Che il tema fosse spinoso, poi, la premier lo aveva compreso ulteriormente nei giorni della fiducia alle Camere, quando le opposizioni le rinfacciarono di aver dedicato poche parole al Meridione e lei, sorpresa, ribattè di aver citato la possibilità di trasformare il Sud nell’hub energetico di tutta Europa e di puntare più che mai sullo sfruttamento delle risorse più importanti del mezzogiorno: coste e mare. Una scommessa, una vera e propria rivoluzione culturale di quelle che solitamente hanno bisogno di tempo per essere realizzate e comprese. Ma che, al primo tornante della legislatura, ha provocato un terremoto. De Luca rilascia interviste di fuoco contro il governo e valuta di candidarsi alle primarie del Pd. Conte si erge a «difensore dei poveri» e ormai non manca un evento con Landini & Co. Calenda, infine, sceglie Napoli per l’assemblea fondativa del suo partito e fa eleggere presidente la meridionalista Carfagna. È il primo nucleo di un potenziale asse politico che sfrutterà il 2023 per cominciare a dialogare e strutturarsi.

Su tutto il resto sono divisi: atlantismo, politiche energetiche, immigrazione, giustizia. Ma la nuova questione meridionale può rappresentare la piattaforma della nuova opposizione unitaria, assai più degli esiti dello stantìo congresso del Pd.
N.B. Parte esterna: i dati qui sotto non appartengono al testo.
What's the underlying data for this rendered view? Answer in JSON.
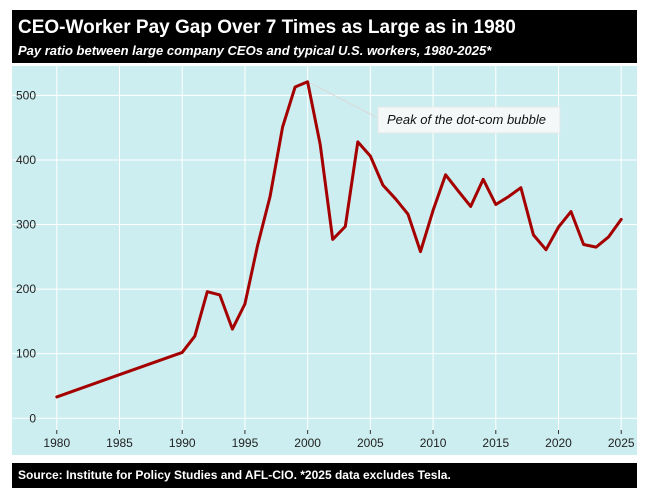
{
  "header": {
    "title": "CEO-Worker Pay Gap Over 7 Times as Large as in 1980",
    "subtitle": "Pay ratio between large company CEOs and typical U.S. workers, 1980-2025*"
  },
  "footer": {
    "source": "Source: Institute for Policy Studies and AFL-CIO. *2025 data excludes Tesla."
  },
  "chart_data": {
    "type": "line",
    "title": "CEO-Worker Pay Gap Over 7 Times as Large as in 1980",
    "subtitle": "Pay ratio between large company CEOs and typical U.S. workers, 1980-2025*",
    "xlabel": "",
    "ylabel": "",
    "xlim": [
      1979.3,
      2025.7
    ],
    "ylim": [
      -12,
      530
    ],
    "x_ticks": [
      1980,
      1985,
      1990,
      1995,
      2000,
      2005,
      2010,
      2015,
      2020,
      2025
    ],
    "y_ticks": [
      0,
      100,
      200,
      300,
      400,
      500
    ],
    "grid": true,
    "legend": "none",
    "line_color": "#a50000",
    "background_color": "#cdeef0",
    "series": [
      {
        "x": [
          1980,
          1990,
          1991,
          1992,
          1993,
          1994,
          1995,
          1996,
          1997,
          1998,
          1999,
          2000,
          2001,
          2002,
          2003,
          2004,
          2005,
          2006,
          2007,
          2008,
          2009,
          2010,
          2011,
          2012,
          2013,
          2014,
          2015,
          2016,
          2017,
          2018,
          2019,
          2020,
          2021,
          2022,
          2023,
          2024,
          2025
        ],
        "values": [
          33,
          102,
          127,
          196,
          191,
          138,
          177,
          267,
          343,
          451,
          513,
          521,
          424,
          277,
          297,
          428,
          406,
          361,
          340,
          316,
          258,
          322,
          377,
          352,
          328,
          370,
          331,
          343,
          357,
          284,
          261,
          296,
          320,
          269,
          265,
          281,
          308
        ]
      }
    ],
    "annotations": [
      {
        "text": "Peak of the dot-com bubble",
        "x": 2000,
        "y": 521
      }
    ]
  }
}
L’orizzonte, neanche a dirlo, sono le Europee del 2024. Se per quella data il governo non sarà riuscito a declinare il suo messaggio in un linguaggio gradito anche al Mezzogiorno, l’esito delle urne potrebbe rivelare qualche cattiva sorpresa e rendere assai meno agevole il cammino nella seconda parte di legislatura.

Meloni, che di certo non è una sprovveduta, ha già tirato il freno alla riforma delle autonomie, chiarendo con gli alleati che deve andare di pari passo con le riforme costituzionali (presidenzialismo e poteri di Roma Capitale) e quindi rinviandone la concretizzazione almeno al 2024. Sul reddito di cittadinanza, invece, non ha ceduto ai compromessi. Di certo, l’inedita «cooperativa del Sud» nata a sinistra (ma anche in Forza Italia c’è un’ala sensibile a questi temi) rappresenta la prima vera grana arrivata dalle opposizioni. La partita comincia adesso. Vincerla non sarà facilissimo.